After a restart it seems to be running cool, perhaps it had something to do with the uptime of 5 days, i also cleaned the fan out with some cotton buds, too afraid to take it apart...
Next time open "activity monitor" and click CPU. See what process is using a lot of CPU.
Depending on the version of MacOS you can also click the battery in the menu bar to see Apps Using Significant Energy. That process and app will point you in the right direction.
Again depending on the version of OSX there are times background task will being doing a lot of work. Time Machine preparing a backup, or spotlight indexing for example. But there are other things that can be syncing or databasing information. All that stuff can add to the CPU's load.

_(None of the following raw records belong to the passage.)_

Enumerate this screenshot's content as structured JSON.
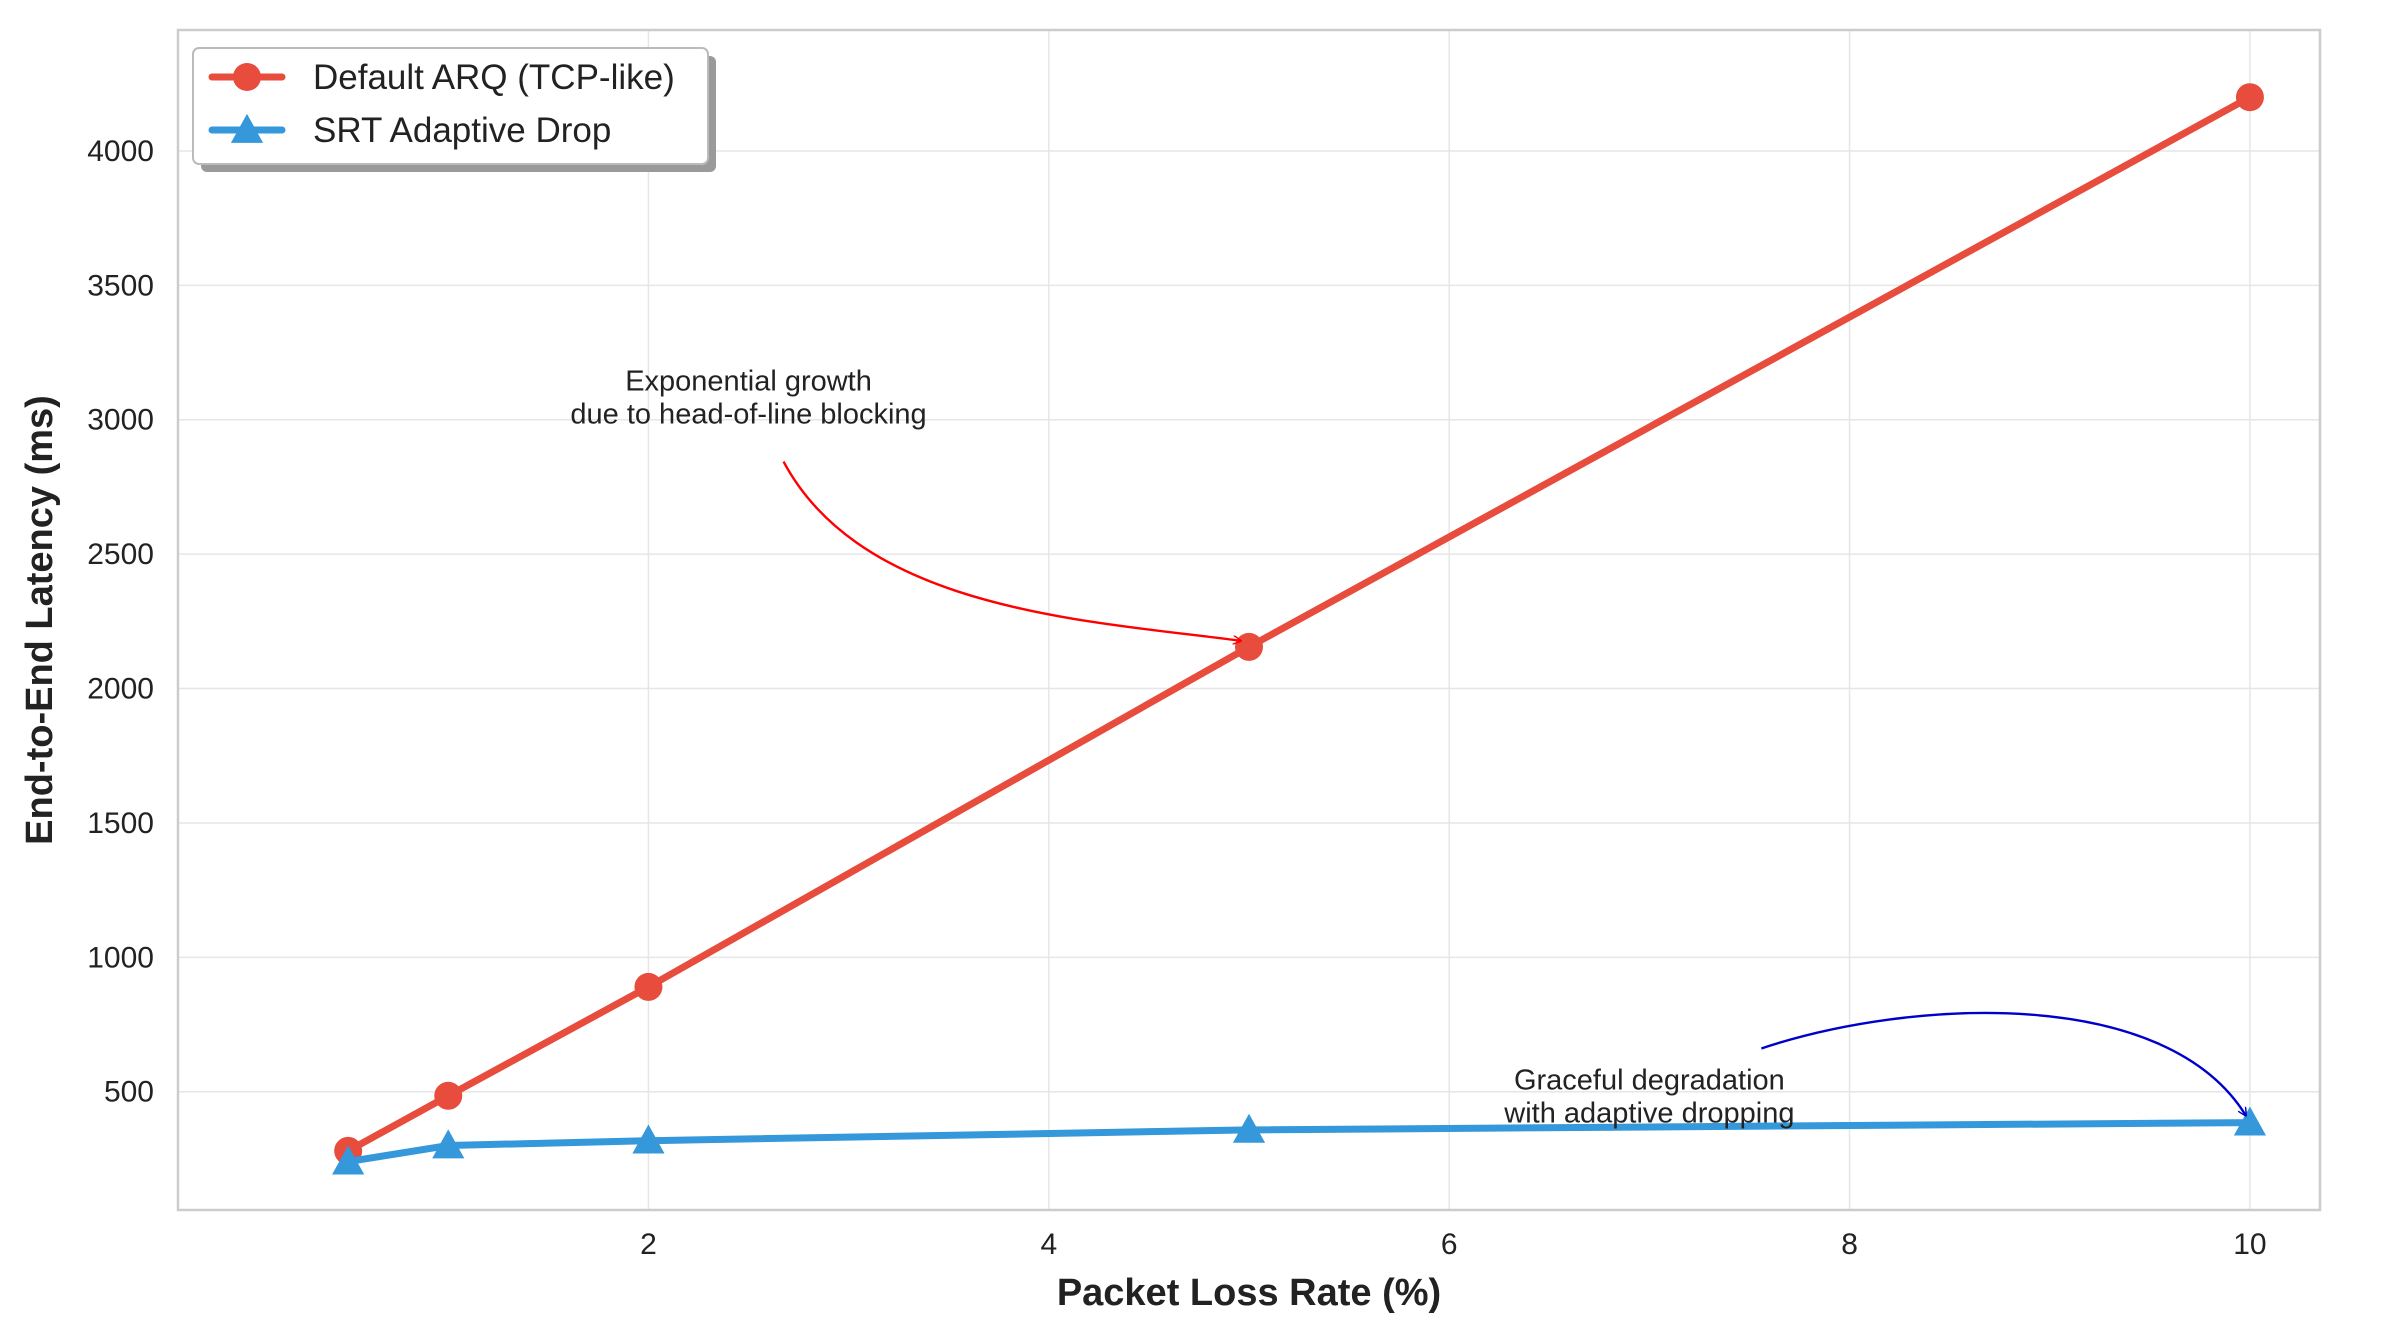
{
  "chart_data": {
    "type": "line",
    "title": "",
    "xlabel": "Packet Loss Rate (%)",
    "ylabel": "End-to-End Latency (ms)",
    "xlim": [
      -0.35,
      10.35
    ],
    "ylim": [
      60,
      4450
    ],
    "xticks": [
      2,
      4,
      6,
      8,
      10
    ],
    "yticks": [
      500,
      1000,
      1500,
      2000,
      2500,
      3000,
      3500,
      4000
    ],
    "grid": true,
    "legend_position": "top-left",
    "series": [
      {
        "name": "Default ARQ (TCP-like)",
        "color": "#e74c3c",
        "marker": "circle",
        "x": [
          0.5,
          1,
          2,
          5,
          10
        ],
        "y": [
          280,
          485,
          890,
          2155,
          4200
        ]
      },
      {
        "name": "SRT Adaptive Drop",
        "color": "#3498db",
        "marker": "triangle",
        "x": [
          0.5,
          1,
          2,
          5,
          10
        ],
        "y": [
          240,
          300,
          318,
          358,
          385
        ]
      }
    ],
    "annotations": [
      {
        "lines": [
          "Exponential growth",
          "due to head-of-line blocking"
        ],
        "text_x": 2.5,
        "text_y": 3075,
        "target_x": 5,
        "target_y": 2155,
        "color": "#ff0000"
      },
      {
        "lines": [
          "Graceful degradation",
          "with adaptive dropping"
        ],
        "text_x": 7,
        "text_y": 475,
        "target_x": 10,
        "target_y": 385,
        "color": "#0000cc"
      }
    ]
  }
}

If a youtube video is playing right click the player and click "Stats for nerds".
Chrome will likely be using WebM video potentially encoded with VP9.
Without getting technical this is 2019 media trying to play on 2010 equipment. BluRay disc in a DVD player /end terrible analogy.

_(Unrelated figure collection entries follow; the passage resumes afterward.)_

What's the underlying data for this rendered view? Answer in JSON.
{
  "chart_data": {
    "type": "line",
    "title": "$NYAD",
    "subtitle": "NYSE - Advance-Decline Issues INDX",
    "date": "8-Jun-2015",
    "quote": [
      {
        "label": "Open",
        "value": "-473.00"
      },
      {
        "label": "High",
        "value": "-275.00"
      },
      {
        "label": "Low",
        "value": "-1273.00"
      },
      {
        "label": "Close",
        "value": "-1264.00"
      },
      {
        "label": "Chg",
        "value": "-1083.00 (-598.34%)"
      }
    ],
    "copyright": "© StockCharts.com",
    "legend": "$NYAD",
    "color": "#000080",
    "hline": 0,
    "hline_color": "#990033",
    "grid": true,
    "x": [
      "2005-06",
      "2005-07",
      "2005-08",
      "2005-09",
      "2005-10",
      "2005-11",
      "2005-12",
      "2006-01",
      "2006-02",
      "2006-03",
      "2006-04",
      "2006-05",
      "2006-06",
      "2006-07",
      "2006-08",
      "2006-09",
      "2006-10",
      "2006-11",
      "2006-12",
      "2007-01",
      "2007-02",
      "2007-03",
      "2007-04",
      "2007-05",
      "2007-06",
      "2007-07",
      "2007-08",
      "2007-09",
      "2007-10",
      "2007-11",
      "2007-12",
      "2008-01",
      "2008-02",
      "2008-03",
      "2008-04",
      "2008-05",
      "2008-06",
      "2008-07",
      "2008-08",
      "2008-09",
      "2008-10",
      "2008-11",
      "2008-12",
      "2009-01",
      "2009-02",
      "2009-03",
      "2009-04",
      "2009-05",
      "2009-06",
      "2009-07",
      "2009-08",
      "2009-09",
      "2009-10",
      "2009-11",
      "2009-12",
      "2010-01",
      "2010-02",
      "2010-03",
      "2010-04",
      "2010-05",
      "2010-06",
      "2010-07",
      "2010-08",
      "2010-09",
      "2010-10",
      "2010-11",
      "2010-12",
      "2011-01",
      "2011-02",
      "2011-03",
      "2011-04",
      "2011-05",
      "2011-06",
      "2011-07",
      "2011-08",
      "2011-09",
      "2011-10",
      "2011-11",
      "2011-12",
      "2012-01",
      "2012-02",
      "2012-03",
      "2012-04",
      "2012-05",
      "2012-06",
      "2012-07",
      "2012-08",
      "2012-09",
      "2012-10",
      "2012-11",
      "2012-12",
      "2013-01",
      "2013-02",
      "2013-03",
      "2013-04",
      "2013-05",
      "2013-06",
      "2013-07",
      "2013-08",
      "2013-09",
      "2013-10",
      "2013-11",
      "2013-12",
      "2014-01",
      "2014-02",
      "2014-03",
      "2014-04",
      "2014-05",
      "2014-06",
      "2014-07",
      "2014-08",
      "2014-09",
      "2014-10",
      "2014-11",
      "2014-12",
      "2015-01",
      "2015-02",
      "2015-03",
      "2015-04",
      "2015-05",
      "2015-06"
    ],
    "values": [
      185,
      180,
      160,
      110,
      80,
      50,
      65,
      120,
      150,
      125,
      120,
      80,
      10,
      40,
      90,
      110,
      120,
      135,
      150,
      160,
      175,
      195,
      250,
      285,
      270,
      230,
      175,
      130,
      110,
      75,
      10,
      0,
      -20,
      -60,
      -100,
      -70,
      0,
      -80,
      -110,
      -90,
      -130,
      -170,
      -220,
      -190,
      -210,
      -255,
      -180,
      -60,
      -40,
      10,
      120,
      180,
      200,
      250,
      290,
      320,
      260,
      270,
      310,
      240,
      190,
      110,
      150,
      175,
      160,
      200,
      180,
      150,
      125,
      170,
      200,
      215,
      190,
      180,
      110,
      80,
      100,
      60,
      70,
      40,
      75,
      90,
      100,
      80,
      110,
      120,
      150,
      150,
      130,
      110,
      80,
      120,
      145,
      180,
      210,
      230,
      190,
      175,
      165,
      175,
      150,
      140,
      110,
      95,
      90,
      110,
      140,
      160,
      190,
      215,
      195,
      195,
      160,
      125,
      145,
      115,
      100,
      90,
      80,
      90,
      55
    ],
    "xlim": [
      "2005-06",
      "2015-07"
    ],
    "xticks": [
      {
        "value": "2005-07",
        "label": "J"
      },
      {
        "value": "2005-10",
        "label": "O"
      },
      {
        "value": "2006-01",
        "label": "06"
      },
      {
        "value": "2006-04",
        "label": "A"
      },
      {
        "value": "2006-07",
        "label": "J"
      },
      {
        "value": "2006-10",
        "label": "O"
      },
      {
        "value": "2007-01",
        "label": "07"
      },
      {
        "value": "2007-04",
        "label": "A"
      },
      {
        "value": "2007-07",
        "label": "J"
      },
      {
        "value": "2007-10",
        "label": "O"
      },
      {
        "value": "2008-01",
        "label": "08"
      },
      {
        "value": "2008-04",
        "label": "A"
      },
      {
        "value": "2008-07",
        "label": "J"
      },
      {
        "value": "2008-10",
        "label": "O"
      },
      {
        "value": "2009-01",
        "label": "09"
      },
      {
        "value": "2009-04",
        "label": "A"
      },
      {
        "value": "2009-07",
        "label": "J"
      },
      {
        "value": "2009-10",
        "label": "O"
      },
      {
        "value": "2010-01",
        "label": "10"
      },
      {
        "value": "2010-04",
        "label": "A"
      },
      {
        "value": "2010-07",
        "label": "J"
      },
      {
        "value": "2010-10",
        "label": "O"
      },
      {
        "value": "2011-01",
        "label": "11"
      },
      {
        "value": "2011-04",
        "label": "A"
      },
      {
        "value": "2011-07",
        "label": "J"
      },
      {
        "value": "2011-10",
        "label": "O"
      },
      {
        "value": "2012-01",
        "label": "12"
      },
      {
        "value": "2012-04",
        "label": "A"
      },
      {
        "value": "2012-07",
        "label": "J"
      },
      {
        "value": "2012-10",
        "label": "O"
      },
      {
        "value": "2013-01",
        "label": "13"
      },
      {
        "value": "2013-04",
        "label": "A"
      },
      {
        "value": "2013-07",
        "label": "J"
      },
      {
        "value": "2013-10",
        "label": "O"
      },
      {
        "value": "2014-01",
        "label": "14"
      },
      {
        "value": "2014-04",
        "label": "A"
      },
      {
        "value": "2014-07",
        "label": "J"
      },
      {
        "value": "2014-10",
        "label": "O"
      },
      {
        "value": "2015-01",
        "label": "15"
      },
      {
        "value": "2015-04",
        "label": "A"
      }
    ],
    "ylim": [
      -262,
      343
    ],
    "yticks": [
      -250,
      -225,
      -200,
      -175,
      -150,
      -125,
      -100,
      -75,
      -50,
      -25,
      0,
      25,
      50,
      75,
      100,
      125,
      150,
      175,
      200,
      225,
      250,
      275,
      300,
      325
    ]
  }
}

Depending on the specific video (video resolution, display resolution, color profile, on/off screen, etc etc) will determine how easy or hard its going to be for the CPU and thus how warm the CPU will get. I can get my 2018 MBP to peg out 100c playing 4k HDR videos on an external 4k HDR display.
I believe your CPU (at least if its a "Core I" model) can support h264 video decoding (to an extent ie profile). All you would need to do to test it would be close Chrome completely, open Safari and try to watch the same video in youtube.
Since Safari doesn't support WebM (VP8/VP9) Youtube will feed a AVC1 (h264) which is a video codec your hardware and software is better suited for. Your screen can't highlight the differences anyway.
(note this isn't the same video as above just showing what to look for)
I would also suggest taking the back off your MacBook and just looking to see if there is duct built up. Its just removing a cover, if you aren't comfortable to do anything else at least you will know whether you should take it somewhere (professional or a techie friend/coworker) to get cleaned out.